Camellia Grill applies for landmark status
Published: Friday, September 20, 2013
Updated: Friday, September 20, 2013 18:09
In 1896, the building located at 626 South Carrollton Avenue housed nothing but a small store — a store that would later be replaced by The Camellia Grill, a recent historic landmark applicant.
On Aug. 15, Hicham Khodr, the owner of Camellia Grill, sent a request for the nomination of his restaurant to the Historic District Landmark Committee.
“It’s a well-known fact that without landmarking, the vast majority of the historic buildings in the city would be gone by now, including those in the French Quarter,” John Stubbs, the director of preservation studies at Tulane University, said.
This nomination comes at a pressing time due to the recent legal battles between Khodr and former Camellia Grill owner, Michael Schwartz.
According to Justin Nystrom, assistant professor of history at Loyola, over the past couple of years, Khodr and Schwartz have been in and out of court over some licensing disagreements regarding the Camellia Grill brand.

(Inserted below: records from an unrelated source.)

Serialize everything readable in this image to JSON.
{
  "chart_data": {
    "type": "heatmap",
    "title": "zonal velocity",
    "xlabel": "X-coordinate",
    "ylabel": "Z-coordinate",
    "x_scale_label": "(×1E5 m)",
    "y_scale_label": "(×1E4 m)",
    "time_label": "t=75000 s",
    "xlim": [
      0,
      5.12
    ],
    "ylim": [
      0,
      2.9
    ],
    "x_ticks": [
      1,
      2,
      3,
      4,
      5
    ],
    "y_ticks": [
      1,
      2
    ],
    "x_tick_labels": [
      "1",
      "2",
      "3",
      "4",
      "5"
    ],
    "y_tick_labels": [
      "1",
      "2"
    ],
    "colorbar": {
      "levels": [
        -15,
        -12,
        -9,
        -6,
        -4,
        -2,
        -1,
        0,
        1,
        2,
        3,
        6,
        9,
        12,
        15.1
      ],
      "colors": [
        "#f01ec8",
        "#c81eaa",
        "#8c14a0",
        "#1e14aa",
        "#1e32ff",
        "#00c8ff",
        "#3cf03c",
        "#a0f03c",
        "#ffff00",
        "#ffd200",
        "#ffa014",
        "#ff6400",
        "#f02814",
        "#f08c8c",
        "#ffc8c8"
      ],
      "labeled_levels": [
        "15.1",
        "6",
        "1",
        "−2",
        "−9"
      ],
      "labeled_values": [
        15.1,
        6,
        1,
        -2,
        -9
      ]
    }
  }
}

Schwartz claims that Khodr violated their licensing agreement by changing the restaurant’s logo.
In May 2012, a local judge ruled in Schwartz’s favor and demanded that Khodr rename and change everything about the restaurant that remotely resembled Camellia Grill. Khodr has appealed the decision to the Louisiana Supreme Court.
This recent nomination was a clever way for Khodr to regain some control over the restaurant’s image — something he would have had to change entirely according to the May 2012 ruling.
“I think Khodr is being very savvy in pursuing this, because I think everyone would agree that we equate that building with Camellia Grill,” Nystrom said.
According to the Historic District Landmark Committee, there has to be committee approval before any changes are made to the façade of registered historic landmarks. Therefore, if Camellia Grill is granted landmark status, Schwartz won’t be able to force Khodr to change the building.
Nystrom said that business owners often times shy away from historic landmark committees, because if their building is deemed a landmark, they may have difficulty re-selling the property since it cannot be reconstructed.
“It’s actually really unusual for somebody that’s running a business to want their business to become a historic landmark,” Nystrom said. “Khodr is going nuclear on Schwartz in doing so.”
Officially opened on Dec. 21, 1946, Camellia Grill has been a fixture among locals and tourists alike. However, the building it’s housed in is actually much older.
“Neither Michael Schwartz nor his predecessors designed that building, and I doubt the building was designed to somehow represent a diner,” Nystrom said. “It doesn’t even look like a diner. It’s a diner that was put in a building that was already there.”
According to city layout documents at the New Orleans Public Library, the building can be found all the way back in 1896; that’s three years after electric streetcars began operating in New Orleans and back when South Carrollton Avenue was still an unpaved road.
Stubbs believes that a rich history like this is what ultimately merits landmark status.
“Our historic buildings, along with other things, like food and music, are the international brands of our city,” Stubbs said.
Some New Orleans locals are all too familiar with the absence of Camellia Grill. After Hurricane Katrina, the restaurant remained vacant and desolate for two years until Khodr reopened the establishment in 2007.
“If Camellia Grill was ever changed in any way, it would be truly heartbreaking,” Liz Nolan, a senior marketing major at Loyola, said. “I’m sure there would be some angry locals, too.”
Stubbs said that the nomination is some very good news amid the court battles between Khodr and Schwartz. He hopes that Camellia Grill will achieve landmark status to attract even more tourists to the city.
“What’s interesting is that it’s not just about locals. People from all around the country who have only been to Camellia once want to add it to their list of to-do things when they’re back here,” Stubbs said. “I live not too far from there, and I see them coming up and down St. Charles all the time. They go up for breakfast and sometimes are right back for lunch.”